KU: Yes, instead of making a box-like building and subdividing it, the project has been sorted out into different rooms, each with a unique character. The idea of having each space a different character was a direct influence of my father. That led to leaving all the structures exposed to show how the building is put together. Also, various materials were chosen based on the form of each space. Everything in this project or other of my projects is no more precise to build than what anyone can do in their garage. Before asking carpenters to do something for one of my projects I ask myself – could I do this myself? If I can do something on my own, then anyone could do it. I want to be expressive by making choices that are not very complicated to achieve.
VB: Your father paid much attention to prefabrication systems, which was evident even in such sculptural forms as the Sydney Opera House. Do you continue to explore this theme in your own work?
KU: Absolutely. I try to avoid building complex shapes by dissecting them into smaller, repetitive parts with logic in their construction. I avoid things that are superfluous and not essential. I find a great deal of pleasure in finding a way to create something that looks complex and beautiful but is based on a repetition of very simple elements. Many great examples are found in nature where complex structures are based on such principles. We, as architects, are not using these ingenious systems enough. Architects now are using computers to invent completely new shapes, but it would be much more interesting to use them to analyze systems that exist in nature. I like questioning things. If you keep doing that you will for sure get new answers.

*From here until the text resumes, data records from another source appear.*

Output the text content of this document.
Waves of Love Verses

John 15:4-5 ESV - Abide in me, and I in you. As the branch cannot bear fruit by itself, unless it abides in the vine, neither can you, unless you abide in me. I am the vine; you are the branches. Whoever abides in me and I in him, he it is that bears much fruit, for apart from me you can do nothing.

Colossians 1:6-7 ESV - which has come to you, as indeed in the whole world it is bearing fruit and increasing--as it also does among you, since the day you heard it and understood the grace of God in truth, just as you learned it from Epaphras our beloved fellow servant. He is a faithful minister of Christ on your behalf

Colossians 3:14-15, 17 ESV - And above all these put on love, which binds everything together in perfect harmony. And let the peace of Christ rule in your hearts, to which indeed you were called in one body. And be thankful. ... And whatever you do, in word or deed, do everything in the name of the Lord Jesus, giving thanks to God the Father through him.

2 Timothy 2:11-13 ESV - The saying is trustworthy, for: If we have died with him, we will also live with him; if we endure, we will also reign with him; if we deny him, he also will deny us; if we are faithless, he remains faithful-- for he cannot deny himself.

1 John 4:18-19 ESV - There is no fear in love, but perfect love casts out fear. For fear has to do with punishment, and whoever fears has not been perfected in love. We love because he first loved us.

VB: There is a view that the Sydney Opera House could only happen in Australia. Why do you think that is?
KU: Before the late 1950s Australia was a British colony with no attempts to cultivate its own identity. Suddenly there was this improbable opportunity to show the entire world what this new nation was capable of. Of course, there was an incredible set of circumstances. My father didn’t even meet the requirements, he did not submit all required plans, but it was Eero Saarinen, an American architect who came late for the jury and saw the project in the rejects pile. He loved it and made an effort to convince everyone that it was the winner.